Più in generale, le ragioni geostrategiche vanno però ben oltre i meri affari. Dopo il ritiro dall’Afghanistan e dal Medio Oriente (in questo le politiche di Barack Obama, Donald Trump e Joe Biden sono perfettamente allineate e in perfetta continuità) il fulcro dell’attenzione degli Usa, come nelle antiche battaglie navali, è tutto concentrato nel Mar meridionale di Cina, dove l’espansionismo di Xi Jinping è sconfinato da tempo (grazie proprio alla distrazione dell’America, occupata per lunghi venti anni a… perdere la guerra in Afghanistan!), rivendicando a tutto campo la propria pertinenza sulle acque territoriali altrui (Filippine e Vietnam, in particolare!). Queste ultime sono state letteralmente occupate, in modo subdolo ma determinatissimo, attraverso flotte di molte centinaia di finti pescherecci e cementificate dalla costruzione di isole artificiali, che servono da basi avanzate per la Marina militare del Celeste Impero sempre più numerosa e agguerrita. Per tutti, vale la posta in gioco su Taiwan, ritenuta sacro territorio della madrepatria cinese, sulla cui riconquista i nazionalcomunisti di Pechino si giocano non solo la faccia, ma lo stesso potere interno. Taipei, del resto, ha non poche colpe per avere, diciamo così, il… braccino corto (pur essendo ricchissima, grazie al suo quasi monopolio mondiale sui semiconduttori) per quanto riguarda l’ammodernamento della sua aviazione e della relativa potenza autonoma navale.
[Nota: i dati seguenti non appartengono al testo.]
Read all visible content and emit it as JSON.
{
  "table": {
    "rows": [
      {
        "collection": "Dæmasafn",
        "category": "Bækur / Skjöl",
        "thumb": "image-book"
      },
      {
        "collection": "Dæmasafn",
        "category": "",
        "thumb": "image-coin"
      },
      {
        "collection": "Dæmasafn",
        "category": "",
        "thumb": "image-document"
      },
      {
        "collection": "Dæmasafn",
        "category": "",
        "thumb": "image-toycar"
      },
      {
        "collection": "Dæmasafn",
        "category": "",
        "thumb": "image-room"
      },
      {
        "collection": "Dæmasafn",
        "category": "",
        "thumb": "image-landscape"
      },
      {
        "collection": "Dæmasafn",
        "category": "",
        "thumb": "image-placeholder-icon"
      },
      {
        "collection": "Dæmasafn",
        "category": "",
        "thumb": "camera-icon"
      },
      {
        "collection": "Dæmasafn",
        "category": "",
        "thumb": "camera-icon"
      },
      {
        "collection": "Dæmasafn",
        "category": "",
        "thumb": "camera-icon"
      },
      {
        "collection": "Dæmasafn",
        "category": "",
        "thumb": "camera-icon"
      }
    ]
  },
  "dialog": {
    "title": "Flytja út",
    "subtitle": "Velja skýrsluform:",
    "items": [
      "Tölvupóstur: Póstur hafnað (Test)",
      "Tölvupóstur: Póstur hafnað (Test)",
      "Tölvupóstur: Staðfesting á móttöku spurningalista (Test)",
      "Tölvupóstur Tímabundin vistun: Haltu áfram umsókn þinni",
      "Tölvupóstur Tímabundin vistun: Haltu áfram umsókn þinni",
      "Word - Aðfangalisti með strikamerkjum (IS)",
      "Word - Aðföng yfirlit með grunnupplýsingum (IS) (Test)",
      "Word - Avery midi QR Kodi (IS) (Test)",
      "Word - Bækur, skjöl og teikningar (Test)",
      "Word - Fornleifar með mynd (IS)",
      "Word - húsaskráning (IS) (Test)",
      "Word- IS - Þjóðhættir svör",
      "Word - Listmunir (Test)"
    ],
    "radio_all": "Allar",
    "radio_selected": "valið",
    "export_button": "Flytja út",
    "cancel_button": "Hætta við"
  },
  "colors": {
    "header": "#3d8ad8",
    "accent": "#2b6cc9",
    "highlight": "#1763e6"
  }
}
Poiché, a ragion veduta, americani e occidentali vorrebbero evitare un nuovo Vietnam, dato che anche una guerra convenzionale con la Cina sarebbe la fine della globalizzazione e dei processi mondiali di sviluppo economico, non resta che puntare tutto di nuovo sulla Deterrenza. E non c’è nulla di meglio di una flotta nuova di zecca di sommergibili nucleari che, oltre al larghissimo raggio di operatività e di autonomia, possono stare immersi anche per un… mese senza dover riemergere per fare rifornimento per la nave e il suo equipaggio. Nulla di nuovo, quindi, sotto il cielo molto tempestoso della Nuova Guerra Fredda.